Let me try to simply list the reasons, the pros that made me want to break the rule, and the cons I had to overcome. Oh, it's not so simple. I read Chinese (more, at least, than most folks who have dealt with this particular book), and Tom doesn't, so there are quite a few places where I could point out words and phrases that are flat impossibilities. That's a con, certainly, if only because if I should choose to take that approach I would bore almost every reader who's not a vulture by nature, and more importantly, I'd probably fatally distract many readers from the good points, both small and large, that this work of understated art possesses. Example: although the author makes the daring, but I think excellent decision to leave the uninterpretible terms Dao (still more commonly recognized as Tao) and de (Te) un "translated." On the other hand, he chooses to write them as daode in the title of the book, daode jing. Most readers of this magazine, and a good portion of America's "intelligentsia" know what the two terms are trying to mean. Readers of Chinese know that the two syllable term daode, means morals, or maybe even morals and ethics. Though the book is neither immoral nor unethical (or even amoral, or even morally relativistic when read deeply), neither dao nor de alone means anything having to do with morals or ethics. I think this example is irrelevant, and I haven't found, among the many, many minor misinterpretations of the dictionary, anything that significantly distorts the Tom Meyer's take on Lao Tzu's message. It is an ambiguous, paradoxical message, open to many interpretations: as a translator of classical Chinese, I find this author's interpretations most often well within the range of possible readings. As a reader and lover of Chinese poetry and Taoist and Zen (Taoist inspired) philosophical works, let me move to the pros.

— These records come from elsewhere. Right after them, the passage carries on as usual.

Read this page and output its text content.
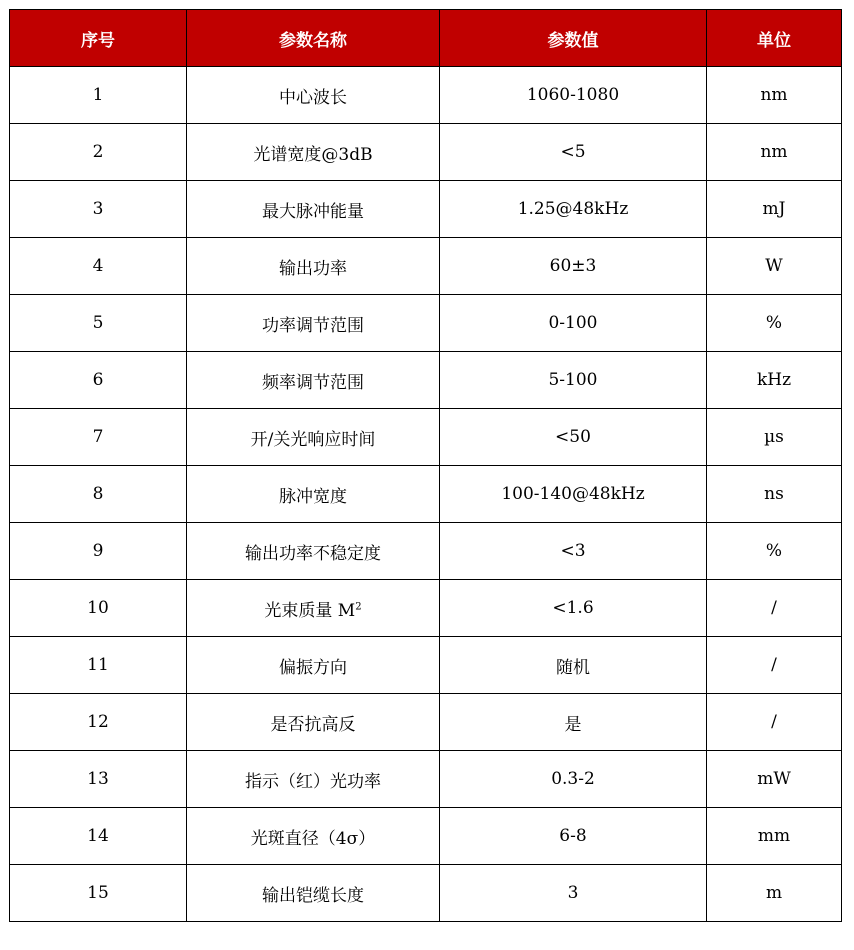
序号	参数名称	参数值	单位
1	中心波长	1060-1080	nm
2	光谱宽度@3dB	<5	nm
3	最大脉冲能量	1.25@48kHz	mJ
4	输出功率	60±3	W
5	功率调节范围	0-100	%
6	频率调节范围	5-100	kHz
7	开/关光响应时间	<50	µs
8	脉冲宽度	100-140@48kHz	ns
9	输出功率不稳定度	<3	%
10	光束质量 $M^2$	<1.6	/
11	偏振方向	随机	/
12	是否抗高反	是	/
13	指示（红）光功率	0.3-2	mW
14	光斑直径（4σ）	6-8	mm
15	输出铠缆长度	3	m
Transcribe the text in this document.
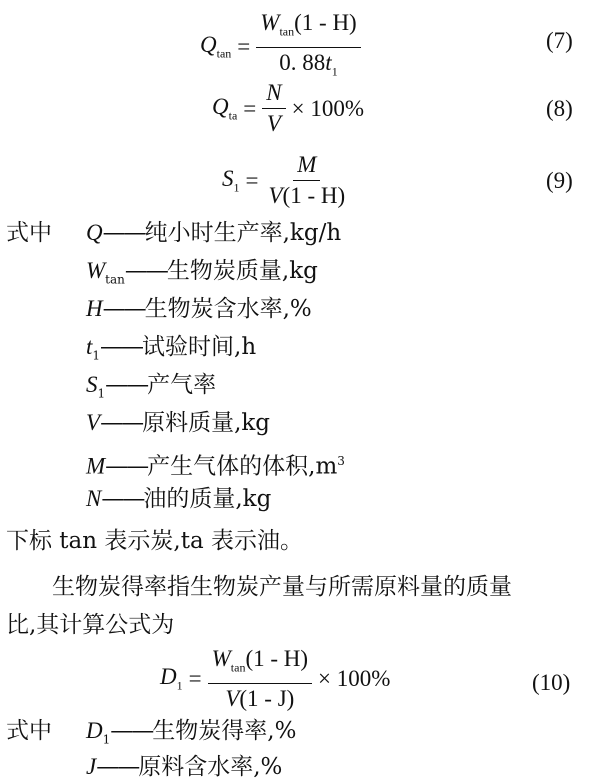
$Q_{tan} = \frac{W_{tan}(1 - H)}{0. 88t_1}$	(7)
$Q_{ta} = \frac{N}{V} \times 100\%$	(8)
$S_1 = \frac{M}{V(1 - H)}$	(9)
式中 Q——纯小时生产率,kg/h
$W_{tan}——$生物炭质量,kg
H——生物炭含水率,%
$t_1——$试验时间,h
$S_1——$产气率
V——原料质量,kg
M——产生气体的体积$,m^3$
N——油的质量,kg
下标 tan 表示炭,ta 表示油。
生物炭得率指生物炭产量与所需原料量的质量
比,其计算公式为
$D_1 = \frac{W_{tan}(1 - H)}{V(1 - J)} \times 100\%$	(10)
式中 $D_1——$生物炭得率,%
J——原料含水率,%
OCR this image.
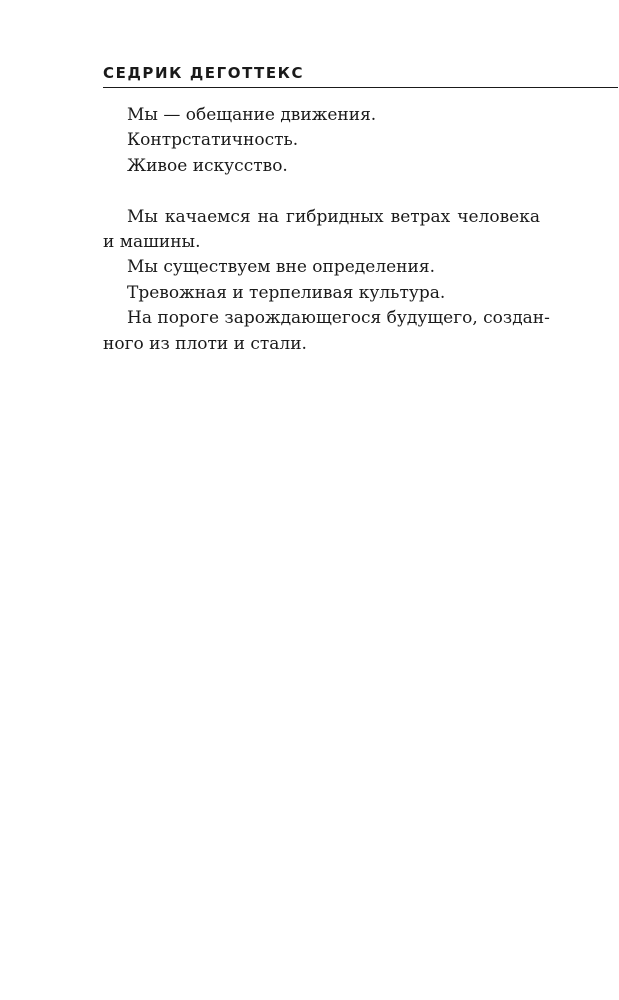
СЕДРИК ДЕГОТТЕКС
Мы — обещание движения.
Контрстатичность.
Живое искусство.
Мы качаемся на гибридных ветрах человека
и машины.
Мы существуем вне определения.
Тревожная и терпеливая культура.
На пороге зарождающегося будущего, создан-
ного из плоти и стали.
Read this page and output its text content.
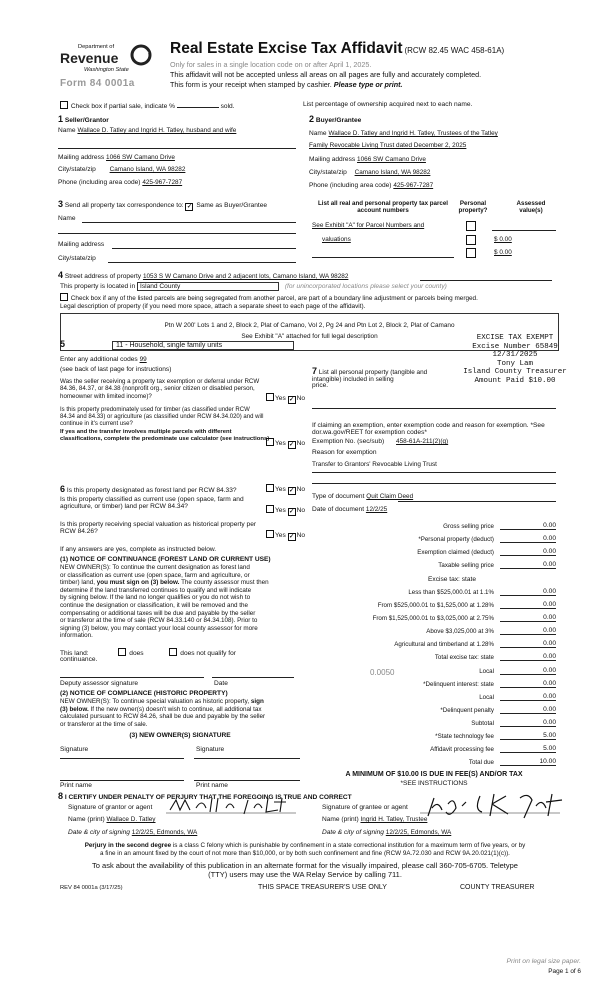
Department of
Revenue
Washington State
Form 84 0001a
Real Estate Excise Tax Affidavit (RCW 82.45 WAC 458-61A)
Only for sales in a single location code on or after April 1, 2025.
This affidavit will not be accepted unless all areas on all pages are fully and accurately completed.
This form is your receipt when stamped by cashier. Please type or print.
Check box if partial sale, indicate %	sold.	List percentage of ownership acquired next to each name.
1 Seller/Grantor
Name Wallace D. Tatley and Ingrid H. Tatley, husband and wife
Mailing address 1066 SW Camano Drive
City/state/zip Camano Island, WA 98282
Phone (including area code) 425-967-7287
2 Buyer/Grantee
Name Wallace D. Tatley and Ingrid H. Tatley, Trustees of the Tatley
Family Revocable Living Trust dated December 2, 2025
Mailing address 1066 SW Camano Drive
City/state/zip Camano Island, WA 98282
Phone (including area code) 425-967-7287
3 Send all property tax correspondence to: ✓ Same as Buyer/Grantee
Name
Mailing address
City/state/zip
List all real and personal property tax parcel account numbers
Personal property?
Assessed value(s)
See Exhibit "A" for Parcel Numbers and
valuations	$ 0.00
$ 0.00
4 Street address of property 1053 S W Camano Drive and 2 adjacent lots, Camano Island, WA 98282
This property is located in Island County	(for unincorporated locations please select your county)
Check box if any of the listed parcels are being segregated from another parcel, are part of a boundary line adjustment or parcels being merged.
Legal description of property (if you need more space, attach a separate sheet to each page of the affidavit).
Ptn W 200' Lots 1 and 2, Block 2, Plat of Camano, Vol 2, Pg 24 and Ptn Lot 2, Block 2, Plat of Camano
See Exhibit "A" attached for full legal description	EXCISE TAX EXEMPT
Excise Number 65849
12/31/2025
Tony Lam
Island County Treasurer
Amount Paid $10.00
5	11 - Household, single family units
Enter any additional codes 99
(see back of last page for instructions)
Was the seller receiving a property tax exemption or deferral under RCW 84.36, 84.37, or 84.38 (nonprofit org., senior citizen or disabled person, homeowner with limited income)?	Yes ✓ No
Is this property predominately used for timber (as classified under RCW 84.34 and 84.33) or agriculture (as classified under RCW 84.34.020) and will continue in it's current use?
If yes and the transfer involves multiple parcels with different classifications, complete the predominate use calculator (see instructions)
Yes ✓ No
6 Is this property designated as forest land per RCW 84.33?	Yes ✓ No
Is this property classified as current use (open space, farm and agriculture, or timber) land per RCW 84.34?
Yes ✓ No
Is this property receiving special valuation as historical property per RCW 84.26?
Yes ✓ No
If any answers are yes, complete as instructed below.
(1) NOTICE OF CONTINUANCE (FOREST LAND OR CURRENT USE)
NEW OWNER(S): To continue the current designation as forest land
or classification as current use (open space, farm and agriculture, or
timber) land, you must sign on (3) below. The county assessor must then
determine if the land transferred continues to qualify and will indicate
by signing below. If the land no longer qualifies or you do not wish to
continue the designation or classification, it will be removed and the
compensating or additional taxes will be due and payable by the seller
or transferor at the time of sale (RCW 84.33.140 or 84.34.108). Prior to
signing (3) below, you may contact your local county assessor for more
information.
This land:	does	does not qualify for
continuance.
Deputy assessor signature	Date
(2) NOTICE OF COMPLIANCE (HISTORIC PROPERTY)
NEW OWNER(S): To continue special valuation as historic property, sign
(3) below. If the new owner(s) doesn't wish to continue, all additional tax
calculated pursuant to RCW 84.26, shall be due and payable by the seller
or transferor at the time of sale.
(3) NEW OWNER(S) SIGNATURE
Signature	Signature
Print name	Print name
7 List all personal property (tangible and intangible) included in selling
price.
If claiming an exemption, enter exemption code and reason for exemption. *See dor.wa.gov/REET for exemption codes*
Exemption No. (sec/sub) 458-61A-211(2)(g)
Reason for exemption
Transfer to Grantors' Revocable Living Trust
Type of document Quit Claim Deed
Date of document 12/2/25
Gross selling price	0.00
*Personal property (deduct)	0.00
Exemption claimed (deduct)	0.00
Taxable selling price	0.00
Excise tax: state
Less than $525,000.01 at 1.1%	0.00
From $525,000.01 to $1,525,000 at 1.28%	0.00
From $1,525,000.01 to $3,025,000 at 2.75%	0.00
Above $3,025,000 at 3%	0.00
Agricultural and timberland at 1.28%	0.00
Total excise tax: state	0.00
0.0050	Local	0.00
*Delinquent interest: state	0.00
Local	0.00
*Delinquent penalty	0.00
Subtotal	0.00
*State technology fee	5.00
Affidavit processing fee	5.00
Total due	10.00
A MINIMUM OF $10.00 IS DUE IN FEE(S) AND/OR TAX
*SEE INSTRUCTIONS
8 I CERTIFY UNDER PENALTY OF PERJURY THAT THE FOREGOING IS TRUE AND CORRECT
Signature of grantor or agent
Name (print) Wallace D. Tatley
Date & city of signing 12/2/25, Edmonds, WA
Signature of grantee or agent
Name (print) Ingrid H. Tatley, Trustee
Date & city of signing 12/2/25, Edmonds, WA
Perjury in the second degree is a class C felony which is punishable by confinement in a state correctional institution for a maximum term of five years, or by
a fine in an amount fixed by the court of not more than $10,000, or by both such confinement and fine (RCW 9A.72.030 and RCW 9A.20.021(1)(c)).
To ask about the availability of this publication in an alternate format for the visually impaired, please call 360-705-6705. Teletype
(TTY) users may use the WA Relay Service by calling 711.
REV 84 0001a (3/17/25)	THIS SPACE TREASURER'S USE ONLY	COUNTY TREASURER
Print on legal size paper.
Page 1 of 6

Like the choice of using dao and de as counters for the meanings that context gives them, on the macro level Meyer's decision to let the text run straight on, without cutting the text ceremoniously into numbered verses is a good one, if only because it escapes entirely the scholar's foolish hassling over where certain passages begin and end (and that is certainly not the only thing it accomplishes). At the micro level, the similar decisions, to do entirely without capitalization, and to do entirely without punctuation, seemed to me, at first, a little capricious. Of course the text has no capitals. Of course, the text, in pre-twentieth-century editions, also has no punctuation at all. So where's the problem? Well . . . good question, as the old Professor knows is what you say when you're caught out on a limb you're sawing off (in front of a room full of eager, or incredulous, students). Many of the ambiguities of the original are put back into play by these simple adherences to the structure of the original.
Bill Gates tells me that before I began this paragraph I'd already gotten to 527 words. So, fun as this is, I'll close with the real reasons, or just a few of the real reasons.
I chose to break my rule and review a book I'd have to say some negatives about. I love this book's well-chosen words, clearly transposed ideas, beautiful rhythmic phrases written in spoken English . . . I'm always happy to be astounded by these things, from wherever they come, ripples from still water:
its hard to handle
a cup filled to the brim
and better to know
when to stop pouring  *
That's singing simplicity, to my ear. Go to the book, pages five, six, and seven, to see how well the typographical decisions allow the ambiguity of lines, phrases, and joined verses to vivify and amplify the ambiguity and paradox of these passages, bringing the words closer to visible reality than many, or even most, translations.
Those who hold to the de know the score
While those who do not hold to the de
only know how to settle the score. 
At $13.95, buying this book might be considered stealing. Dare it.
* The numbers indicate the order of the passages in the more traditional organizational scheme. They are provided, unobtrusively in another nice design decision, in the margins of the running text in the Meyer version.